Personal computers have three general tiers of memory: cache memory, system memory, and long-term storage. Cache memory is often located on the same chip as the processor to provide the highest possible performance. Cache memory is designed to offer high access bandwidth and low latency, but due to cost and space limitations, this type of memory is often relatively small. System memory, on the other hand, is somewhat larger, usually requiring the memory to be located elsewhere on the motherboard. The access bandwidth and latency of system memory are more moderate than cache memory. Both cache memory and system memory are generally implemented using a volatile memory technology, i.e., a memory technology that is unable to preserve stored information in the absence of electrical power. A common example of volatile memory technology is random access memory (RAM), such as dynamic RAM (DRAM) and static RAM (SRAM).
In personal computers, long-term storage is provided by non-volatile memory technology. Long-term storage tends to be much larger (often about 100× larger) than system memory, but also tends to suffer from a lower access bandwidth and a much higher latency. Examples of non-volatile memory include magnetic media (disk drives), optical media (compact discs), flash memory, read-only memory (ROM), and programmable ROM (PROM).
Latency and access bandwidth are factors that contribute to access time, i.e., the average time required for a processor to acquire a desired portion of data. As such, the latency values strongly affect the computer's performance. The latency of cache memory is generally on the order of a few processor clock cycles (e.g., about a nanosecond), while the latency for system memory is on the order of ten memory bus clock cycles (e.g., about fifty nanoseconds). By contrast, the latency of a high-performance hard disk drive is on the order of five milliseconds, or about 100,000 times the latency of system memory.

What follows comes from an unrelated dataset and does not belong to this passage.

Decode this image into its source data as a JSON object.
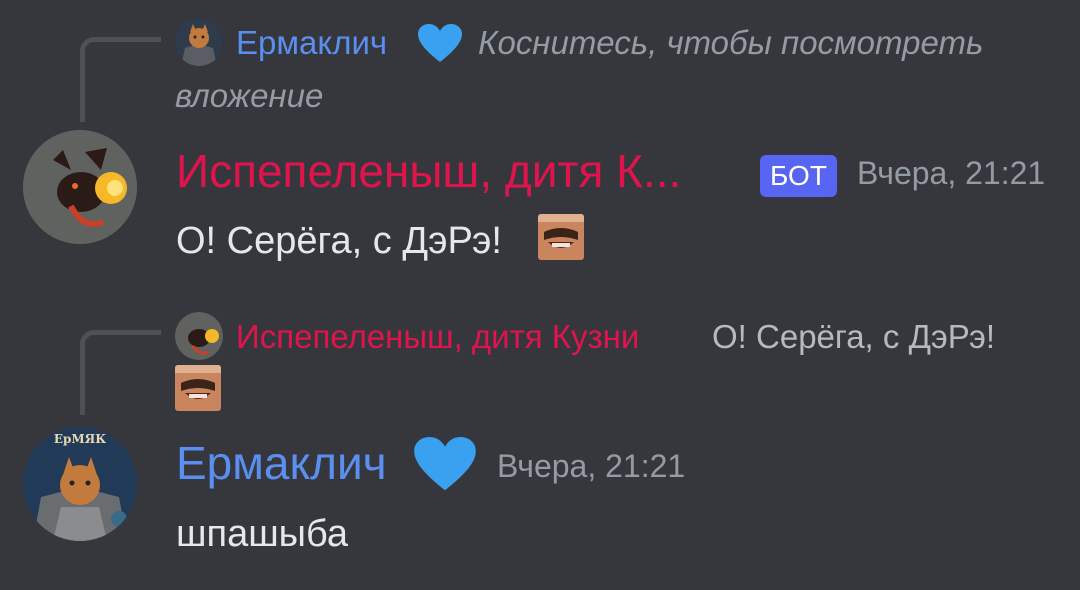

In many instances, latency and access bandwidth associated with long-term storage cause it to be a limiting factor in the computer's performance. Insufficient availability due to conflicting read and writes cause long-term storage to be a bottleneck in the system. Caching technology offers the ability to reduce read accesses to long-term storage. That is, caching techniques may be used to copy commonly-used data (or data that is statistically likely to be used) from long-term storage to system memory and thence to cache memory, thereby reducing the frequency with which data must be read from long-term storage.
As previously noted, however, the system memory and cache memory employ volatile memory technologies. Consequently, as data is modified and new data is generated, caching techniques provide for the prompt writing of such data back to long-term storage to minimize lost data in the event of sudden power loss. Such “write-through” caching techniques fail to reduce the number of write accesses to long-term storage. Nevertheless, there do exist “write-back” caching techniques that permit changes to data in volatile memory to accumulate, enabling multiple modifications to be represented in a single write access to long-term storage. Despite the enhanced performance offered by such techniques, they have not been widely adopted in personal computers due to the enhanced risk of data loss in the event of sudden power loss or a system crash.
Though caching techniques offer enhanced performance, there still exists an initial investment of access time to move the data from one tier to the next. The latency and access time for retrieving data from long-term storage is readily perceptible to the user. Moreover, the delay may be particularly annoying at boot-up time when the computer must copy operating system software from long-term storage, usually followed immediately by one or more additional retrieval periods to retrieve commonly-used applications that the user wishes to run and to otherwise restore the system to the state at which it was in before it was powered down.
While the invention is susceptible to various modifications and alternative forms, specific embodiments thereof are shown by way of example in the drawings and will herein be described in detail. It should be understood, however, that the drawings and detailed description thereto are not intended to limit the invention to the particular form disclosed, but on the contrary, the intention is to cover all modifications, equivalents and alternatives falling within the spirit and scope of the present invention as defined by the appended claims.